Queria ser estradeiro, à conquista agora de seus próprios caminhos. Ali plantaria milhões de árvores, margaridas a ladear seus trechos. Não haveria atalhos, pois o caminho era sempre prazeroso. Córregos com mil borboletas a enfeitar os cabelos de sua amada, pé no chão, vestido de chita, descalço. Sombra boa para cochilar olhando nuvens e passarinhos, lá bem no alto quase sumindo, pequenos pontinhos rodopiantes em fundo de um azul, azul.
Acordou do pensar com a tosse do chefe. Tosse gosmenta, asquerosa. O pulmão hora estoura.
Atrás de morro tem morro, como sempre disse amigo antigo, que sumiu no mundo.
Sentindo que o rapaz não aguentava mais o ali ficar, o mandaram para o campo, vender ração e ideias. Aceitou em um já tão ligeiro, que assustou as gentes. Ia embora dali e isso bastava. Escolheu região pouco aberta para a empreita, a ponta de Minas, Goiás e um longe Maranhão. Pelo menos até Carolina, com esticadas a São Raimundo das Mangabeiras e, vez ou outra, a Benedito Leite, já na divisa com o Piauí. Ganhou o mundo, esqueceu de tudo de ruim. De lembrança carregou por bom tempo um pigarro de fumante passivo.
A estrada virou sua fiel companheira. Asfalto, chão ou pedra pouco lhe importava. Ria e cantava sozinho. Chorava às vezes, mas não sabia se era felicidade ou algum vazio que nunca acabava. Estranhava, pois tinha tudo e mesmo assim, de vez em quando, sentia que nada tinha.
Quantas vezes deitou-se no capô do fusca da tal empresa, parado em pátio de posto de gasolina para dormir. Um dia viraria estrela.
Conheceu gente de tudo que era jeito e tipo, do bem, do mal, ricos e pobres, andou por cidades grandes, currutelas, fazendas sem fim e muitos sítios miúdos. Vendas e praças de todos os jeitos e formas. Andava muito, vendia pouco. Não tinha o menor jeito para empurrar produto que vendia a quem dele não carecia. Chegou a tirar de cabeça de produtor que queria comprar, pois provava no riscado que não ia ser de valia nenhuma para ele. Ia perder o emprego, ligava não. O que importava era o que estava vivendo.
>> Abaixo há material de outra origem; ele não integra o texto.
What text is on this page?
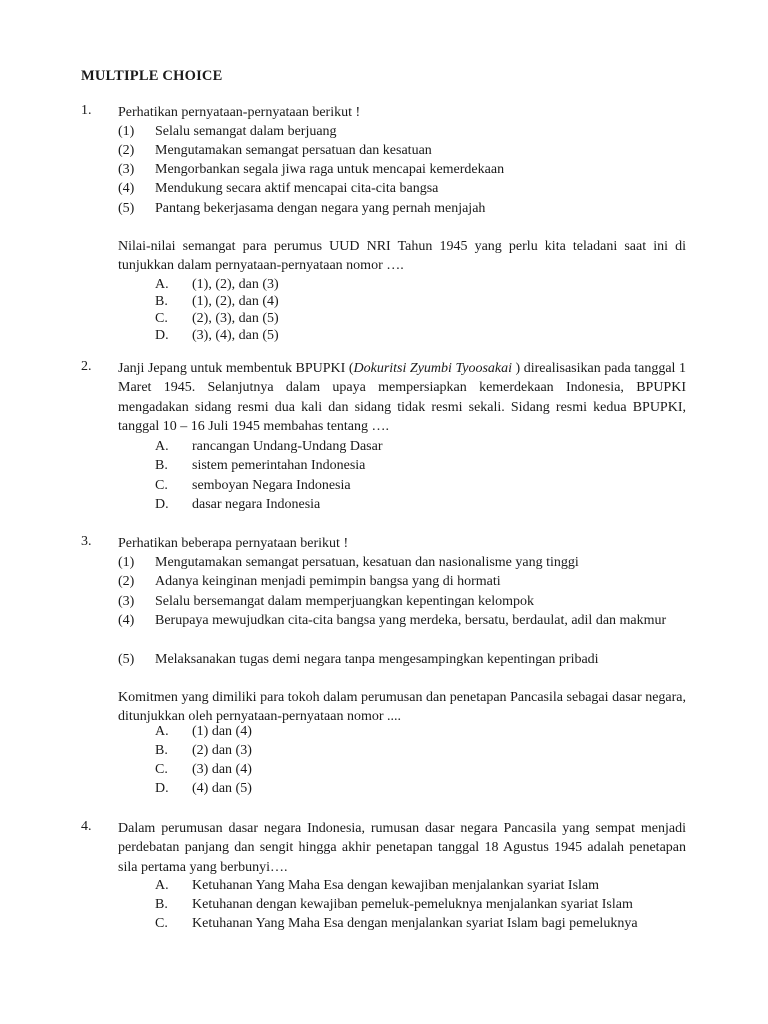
MULTIPLE CHOICE
1. Perhatikan pernyataan-pernyataan berikut !
(1) Selalu semangat dalam berjuang
(2) Mengutamakan semangat persatuan dan kesatuan
(3) Mengorbankan segala jiwa raga untuk mencapai kemerdekaan
(4) Mendukung secara aktif mencapai cita-cita bangsa
(5) Pantang bekerjasama dengan negara yang pernah menjajah
Nilai-nilai semangat para perumus UUD NRI Tahun 1945 yang perlu kita teladani saat ini di tunjukkan dalam pernyataan-pernyataan nomor ….
A. (1), (2), dan (3)
B. (1), (2), dan (4)
C. (2), (3), dan (5)
D. (3), (4), dan (5)
2. Janji Jepang untuk membentuk BPUPKI (Dokuritsi Zyumbi Tyoosakai ) direalisasikan pada tanggal 1 Maret 1945. Selanjutnya dalam upaya mempersiapkan kemerdekaan Indonesia, BPUPKI mengadakan sidang resmi dua kali dan sidang tidak resmi sekali. Sidang resmi kedua BPUPKI, tanggal 10 – 16 Juli 1945 membahas tentang ….
A. rancangan Undang-Undang Dasar
B. sistem pemerintahan Indonesia
C. semboyan Negara Indonesia
D. dasar negara Indonesia
3. Perhatikan beberapa pernyataan berikut !
(1) Mengutamakan semangat persatuan, kesatuan dan nasionalisme yang tinggi
(2) Adanya keinginan menjadi pemimpin bangsa yang di hormati
(3) Selalu bersemangat dalam memperjuangkan kepentingan kelompok
(4) Berupaya mewujudkan cita-cita bangsa yang merdeka, bersatu, berdaulat, adil dan makmur
(5) Melaksanakan tugas demi negara tanpa mengesampingkan kepentingan pribadi
Komitmen yang dimiliki para tokoh dalam perumusan dan penetapan Pancasila sebagai dasar negara, ditunjukkan oleh pernyataan-pernyataan nomor ....
A. (1) dan (4)
B. (2) dan (3)
C. (3) dan (4)
D. (4) dan (5)
4. Dalam perumusan dasar negara Indonesia, rumusan dasar negara Pancasila yang sempat menjadi perdebatan panjang dan sengit hingga akhir penetapan tanggal 18 Agustus 1945 adalah penetapan sila pertama yang berbunyi….
A. Ketuhanan Yang Maha Esa dengan kewajiban menjalankan syariat Islam
B. Ketuhanan dengan kewajiban pemeluk-pemeluknya menjalankan syariat Islam
C. Ketuhanan Yang Maha Esa dengan menjalankan syariat Islam bagi pemeluknya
Aprendizado que carregaria para o resto de sua vida, mas o vazio também iria sempre junto.
Certa feita, saindo de uma fazenda, pronto para visitar outra estrada de muito pó, topou com velhinho a pedir carona, carregando embornal. Tempo bom aquele, podia-se dar carona sem medo.
Parou beirando o barranco.
− Vai prá onde senhor?
− Pra onde Deus manda, mas nesta hora sigo para meu sítio duas légua adiante.
− Entra aí, é o meu caminho, levo o senhor de bom grado.
− Ô meu filho, não sabe a caridade que me faz. Estas pernas eradas já não comandam o trote, canso fácil. Toda semana é essa latumia de passar na vila para comprar coisinha ou outra. Aí tomo uma canjebrina da boa na venda do Seo Canveco e toco caçar carona. Quase não passa carro essas horas por aqui, foi São Cristovão que lhe mandou.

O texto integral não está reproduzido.